Having looked at the inverse of the tangent function, we’re now going to look at the other inverse trig functions. Let’s begin with the case of the sine function. As we know, that’s what its graph looks like. Now we need to restrict the domain so that on that restricted domain the sine function is injective and also attains all its relevant values. The obvious choice here, and it’s the choice that is always made, is the interval minus pi over 2 to pi over 2. We see that on that interval, the function is strictly increasing. And it takes all the values between minus 1 and plus 1. So we consider that function with that domain and that interval. It’s then a bijective function.

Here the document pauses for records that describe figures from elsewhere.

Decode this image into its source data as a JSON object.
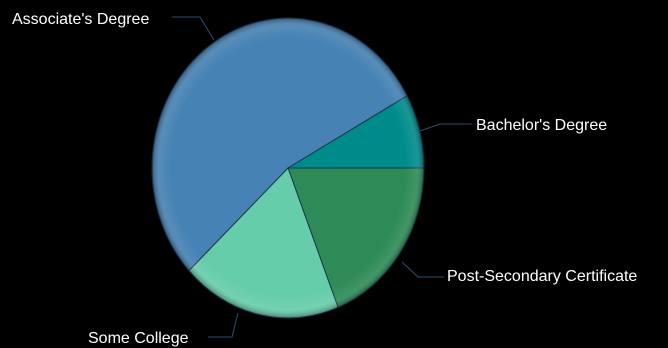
{
  "chart_data": {
    "type": "pie",
    "start_angle_deg": 0,
    "direction": "clockwise",
    "slices": [
      {
        "label": "Post-Secondary Certificate",
        "value": 19,
        "color": "#2e8b57"
      },
      {
        "label": "Some College",
        "value": 19,
        "color": "#66cdaa"
      },
      {
        "label": "Associate's Degree",
        "value": 54,
        "color": "#4682b4"
      },
      {
        "label": "Bachelor's Degree",
        "value": 8,
        "color": "#008b8b"
      }
    ]
  }
}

Therefore, we can define an inverse function. And the name we give to that inverse function is arcsine, also sometimes denoted inverse sine. So it’s a function that maps the other way. It maps the interval minus 1, 1 back to the interval minus pi over 2, pi over 2. To summarize then, we’ve looked at the sine function between minus pi over 2 and pi over 2, restricted domain. And we’ve constructed the inverse function in the following way. We’ve said that for each t in minus 1, 1, there is a unique x in that interval for which t is equal sine x. There’s the t, and there’s the x.

And we’re defining arcsine of t to equal that value of x, also called inverse sine function and denoted this way. What does the graph of arcsine look like? Rather easy to find. You apply the usual– one of the two usual methods we have geometrically to find the graph. You get this. As you can see, arcsine is defined on the interval minus 1, plus 1, and not otherwise. What about the inverse of cosine. Well, it’s going to be very similar. One difference though is that you can’t take the interval minus pi over 2 to pi over 2, because on that interval, the cosine is not injective, as you can see. So you shift the interval.

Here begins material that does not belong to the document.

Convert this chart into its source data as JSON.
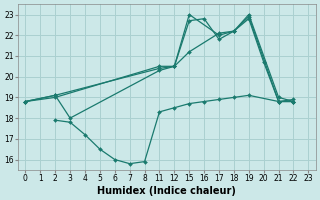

You take the interval 0, pi, instead for inverting cosine. On 0, pi, you see that cosine is strictly decreasing, and hence injective. So you obtain an inverse function. It’s labelled arccosine. And it maps minus 1, 1 to the interval 0, pi. Easy enough to find what the graph looks like. It turns out to be like this. Notice that arccosine, also called inverse cosine, is defined just on the interval minus 1 to plus 1. There are a few forgotten functions that we’re not going to discuss in any detail. As you know, our discussion of trigonometry, which is now drawing to a close, has defined three functions, sine, cosine, and tangent, as well as their inverses.

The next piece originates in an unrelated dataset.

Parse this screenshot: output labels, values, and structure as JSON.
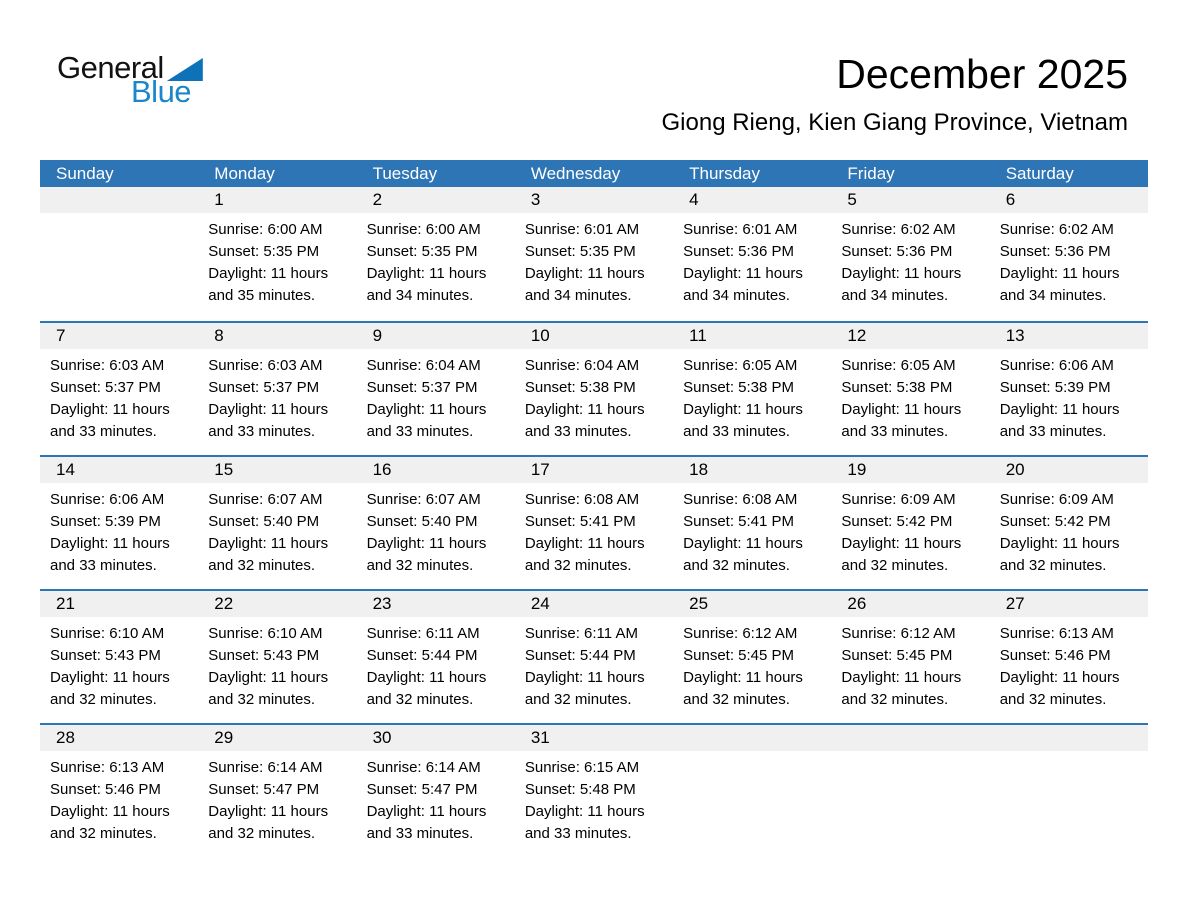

But depending on what continent you live on, you may also run into other trigonometric functions that are current in trigonometry, for example, cotangent. Cotangent x means the cosine over the sine, equivalently 1 over the tangent. The secant of x is 1 over the cosine. And the cosecant is 1 over the sine. And these functions also have inverses that can be defined in similar ways to what we’ve done. And if you’re dealing with all of these functions, then there are of course, even more identities that you might have to know. For example, it’s easy to prove that tangent squared plus 1 is equal to secant squared.

However, it is possible to do everything you want in trigonometry without dealing with these extra functions, as some countries do. Another class of functions we have not discussed is related to the exponential function, e to the x. These are the so-called hyperbolic functions. They were defined and introduced in the 19th century. They’re used a lot by engineers, for example, because certain differential equations involve these as solutions. What are these functions? Well, here they are. They’re read usually as hyperbolic sine, hyperbolic cosine, and hyperbolic tangent. And as you see, they’re completely defined in terms of the exponential function. And they also admit inverses, which have some uses. And they have a whole bunch of identities of their own.

Actually, they’re rather amusing in the sense that the identities for these hyperbolic functions look a lot like trigonometric identities with occasionally a sign being different. There’s a circular identity, for example, that says that hyperbolic cosine squared minus hyperbolic sine squared is equal to 1. Now, there are so many functions and so little time that we’re not going to do them all. But I can assure you that we have done the ones that count the most.